Thomas, du hast in deinen eigenen vier Wänden ja ein wahres Trainingsparadies. Bist du derzeit besonders viel dort, oder wie verbringst du die Zeit daheim?
Das stimmt, ich habe den perfekten Trainingsraum in meinen eigenen 4 Wänden und dieses Glück weiß ich jetzt in dieser schwierigen Zeit zu schätzen. Ich trainiere viel zu Hause, gehe aber hin und wieder auch nach draußen Berglaufen oder Bouldern - natürlich alles ohne Risiko und alleine!

Hast du bei deinen aktuellen Trainingseinheiten bereits ein neues Projekt vor Augen? Gibt es eine Route oder einen Berg, der dich besonders antreibt?
Ich trainiere im Moment, um einfach wieder stark Klettern zu können und ich glaube es ist noch die Zeit, sich fokussiert auf ein Projekt vorzubereiten. Allerdings ist das wichtigste Projekt im Moment, diese Krise in allen Bereichen gut zu bewältigen und dabei gesund und finanziell abgesichert zu sein. Wenn das geschafft ist, dann geht’s wieder zurück ins Abenteuer!
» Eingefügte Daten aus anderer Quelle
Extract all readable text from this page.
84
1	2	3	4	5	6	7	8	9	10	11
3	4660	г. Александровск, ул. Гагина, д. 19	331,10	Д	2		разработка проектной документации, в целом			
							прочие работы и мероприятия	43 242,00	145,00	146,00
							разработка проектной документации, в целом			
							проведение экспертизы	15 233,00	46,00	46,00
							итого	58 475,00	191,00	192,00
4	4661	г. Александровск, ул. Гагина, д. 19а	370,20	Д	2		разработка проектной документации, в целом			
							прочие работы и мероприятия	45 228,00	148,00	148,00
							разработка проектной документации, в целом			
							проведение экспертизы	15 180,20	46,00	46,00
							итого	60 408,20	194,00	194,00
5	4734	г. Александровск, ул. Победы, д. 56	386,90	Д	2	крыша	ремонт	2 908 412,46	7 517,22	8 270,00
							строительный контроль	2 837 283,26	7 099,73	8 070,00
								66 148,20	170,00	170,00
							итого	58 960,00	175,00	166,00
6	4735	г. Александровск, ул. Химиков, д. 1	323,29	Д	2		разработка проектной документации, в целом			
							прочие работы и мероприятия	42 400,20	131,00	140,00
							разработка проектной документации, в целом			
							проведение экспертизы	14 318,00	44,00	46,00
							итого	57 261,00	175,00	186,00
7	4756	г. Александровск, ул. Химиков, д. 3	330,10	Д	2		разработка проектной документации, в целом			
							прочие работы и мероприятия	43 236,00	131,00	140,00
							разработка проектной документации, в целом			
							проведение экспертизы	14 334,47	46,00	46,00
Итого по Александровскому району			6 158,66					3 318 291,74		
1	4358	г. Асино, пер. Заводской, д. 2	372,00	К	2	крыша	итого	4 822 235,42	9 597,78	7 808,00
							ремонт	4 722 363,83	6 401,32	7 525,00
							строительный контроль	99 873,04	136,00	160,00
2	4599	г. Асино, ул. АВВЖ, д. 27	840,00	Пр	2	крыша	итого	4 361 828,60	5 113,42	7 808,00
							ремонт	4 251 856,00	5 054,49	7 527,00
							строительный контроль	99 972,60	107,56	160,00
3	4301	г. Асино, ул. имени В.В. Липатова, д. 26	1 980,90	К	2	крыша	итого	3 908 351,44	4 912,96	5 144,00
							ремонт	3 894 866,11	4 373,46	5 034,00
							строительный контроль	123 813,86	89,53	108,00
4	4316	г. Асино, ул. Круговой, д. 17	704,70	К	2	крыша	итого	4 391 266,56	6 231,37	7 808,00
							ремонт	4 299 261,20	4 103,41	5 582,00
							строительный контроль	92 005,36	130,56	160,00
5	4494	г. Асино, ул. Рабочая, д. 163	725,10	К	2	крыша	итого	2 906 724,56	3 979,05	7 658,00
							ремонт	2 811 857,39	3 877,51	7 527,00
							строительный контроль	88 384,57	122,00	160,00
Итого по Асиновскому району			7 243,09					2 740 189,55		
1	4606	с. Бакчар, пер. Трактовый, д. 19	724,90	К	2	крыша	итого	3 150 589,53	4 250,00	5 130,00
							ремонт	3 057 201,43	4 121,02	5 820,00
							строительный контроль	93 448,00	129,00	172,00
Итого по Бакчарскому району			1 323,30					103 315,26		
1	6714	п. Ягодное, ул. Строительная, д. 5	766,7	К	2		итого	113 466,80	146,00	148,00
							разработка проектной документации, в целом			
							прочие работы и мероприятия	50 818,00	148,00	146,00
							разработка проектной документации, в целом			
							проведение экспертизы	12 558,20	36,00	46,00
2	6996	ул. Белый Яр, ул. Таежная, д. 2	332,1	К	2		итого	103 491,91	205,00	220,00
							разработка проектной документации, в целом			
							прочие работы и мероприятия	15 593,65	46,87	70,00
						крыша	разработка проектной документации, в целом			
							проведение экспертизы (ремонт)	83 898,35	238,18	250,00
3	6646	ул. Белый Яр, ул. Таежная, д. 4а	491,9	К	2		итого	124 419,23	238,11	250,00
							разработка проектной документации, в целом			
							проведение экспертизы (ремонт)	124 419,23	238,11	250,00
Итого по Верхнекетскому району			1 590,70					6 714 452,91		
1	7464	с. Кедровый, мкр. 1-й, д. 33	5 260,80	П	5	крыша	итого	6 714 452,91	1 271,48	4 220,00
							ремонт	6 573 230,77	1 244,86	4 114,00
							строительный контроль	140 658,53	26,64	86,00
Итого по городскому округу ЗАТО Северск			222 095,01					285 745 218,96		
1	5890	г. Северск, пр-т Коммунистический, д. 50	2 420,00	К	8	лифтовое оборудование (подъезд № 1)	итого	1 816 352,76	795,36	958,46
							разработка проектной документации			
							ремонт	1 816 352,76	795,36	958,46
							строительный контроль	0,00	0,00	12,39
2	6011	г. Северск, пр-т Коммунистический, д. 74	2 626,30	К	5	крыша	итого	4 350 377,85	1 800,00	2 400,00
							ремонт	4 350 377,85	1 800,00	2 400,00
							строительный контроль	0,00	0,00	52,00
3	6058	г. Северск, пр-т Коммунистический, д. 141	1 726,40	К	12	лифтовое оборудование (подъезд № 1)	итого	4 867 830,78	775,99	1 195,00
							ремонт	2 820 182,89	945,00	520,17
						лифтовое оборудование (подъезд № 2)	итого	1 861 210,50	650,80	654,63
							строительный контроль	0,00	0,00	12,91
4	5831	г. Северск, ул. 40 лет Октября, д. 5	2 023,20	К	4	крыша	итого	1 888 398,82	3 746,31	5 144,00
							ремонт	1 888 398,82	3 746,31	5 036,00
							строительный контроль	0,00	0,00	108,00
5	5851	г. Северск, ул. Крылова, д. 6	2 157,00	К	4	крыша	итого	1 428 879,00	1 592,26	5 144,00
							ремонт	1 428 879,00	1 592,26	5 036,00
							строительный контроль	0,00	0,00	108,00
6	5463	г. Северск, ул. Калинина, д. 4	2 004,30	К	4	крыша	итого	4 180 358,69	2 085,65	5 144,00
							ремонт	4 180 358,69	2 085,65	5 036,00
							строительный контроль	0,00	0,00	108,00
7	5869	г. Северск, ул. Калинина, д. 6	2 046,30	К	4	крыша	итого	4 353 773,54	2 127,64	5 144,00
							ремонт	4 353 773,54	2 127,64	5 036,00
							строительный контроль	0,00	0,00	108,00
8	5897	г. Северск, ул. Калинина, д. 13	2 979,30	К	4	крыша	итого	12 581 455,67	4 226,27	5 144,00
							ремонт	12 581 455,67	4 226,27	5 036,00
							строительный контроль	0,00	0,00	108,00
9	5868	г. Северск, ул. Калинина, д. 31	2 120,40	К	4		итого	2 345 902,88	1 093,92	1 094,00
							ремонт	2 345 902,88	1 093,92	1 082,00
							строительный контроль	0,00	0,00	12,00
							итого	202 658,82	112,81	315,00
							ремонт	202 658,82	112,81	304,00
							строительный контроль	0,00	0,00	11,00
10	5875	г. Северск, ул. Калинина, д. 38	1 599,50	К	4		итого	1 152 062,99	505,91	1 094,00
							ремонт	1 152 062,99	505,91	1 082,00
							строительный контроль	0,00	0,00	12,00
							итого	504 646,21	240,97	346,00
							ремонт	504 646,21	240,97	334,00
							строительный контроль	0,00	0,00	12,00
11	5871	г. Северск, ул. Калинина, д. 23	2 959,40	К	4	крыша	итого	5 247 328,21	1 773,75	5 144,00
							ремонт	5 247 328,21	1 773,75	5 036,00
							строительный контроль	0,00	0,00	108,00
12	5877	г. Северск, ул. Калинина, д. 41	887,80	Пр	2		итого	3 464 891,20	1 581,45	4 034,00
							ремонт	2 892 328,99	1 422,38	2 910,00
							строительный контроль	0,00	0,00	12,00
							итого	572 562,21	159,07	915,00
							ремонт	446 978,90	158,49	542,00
Du gehörst zu den ganz großen Pionieren der Klettergeschicht... Vom Yosemite Valley bis nach Baffin Island hast du – gemeinsam mit deinem Bruder Alexander –Spuren für die Ewigkeit hinterlassen. War es schon immer dein Traum Profikletterer/Bergsteiger zu werden? Oder bist du da mehr oder weniger hineingerutscht?
Es ist der Traum eines jeden Kletterers - der für den Sport brennt – von dem leben zu können, was man am liebsten macht. Aber für uns war es immer eine Illusion und wir sind da hineingeschlittert. Durch die Vorträge haben wir aber sehr schnell erkannt, dass es eine gute Art ist, sein Geld zu verdienen. Um die Vorträge mit Leben zu füllen, muss man in Abenteuern unterwegs sein…. was soviel heißt, dass wir dadurch Profibergsteiger wurden!

Auf welche Eigenschaft von dir bist du besonders stolz, bzw. auf welche weniger?
Meine Begeisterungsfähigkeit und Zielstrebigkeit. Aber das kann auch ins Negative umschlagen, weil ich nicht loslassen und dadurch manchmal zu verbissen sein kann.

Abschließend noch ein kurzer Word-Rap:

1) Die coolsten 5 Linien, die du geklettert bist, sind?
Dolphins ( Schleier), End of Silence, Stoneage, Eternal Flame, El Niño

2) Drei Dinge die einen Klettertag perfekt machen?
Ausgeruhte Arme, perfekter Gripp, eine coole Klettergemeinschaft!

3) Deine drei größten Schwächen sind?
• Ich esse zu gerne und trinke Bier = Kontraproduktiv zur relativen Kraft.
• Athletische Kletterei
• Rechtschreibung

4) Das wichtigste im Leben ist?
Mit dem was man ist und was man tut glücklich zu sein!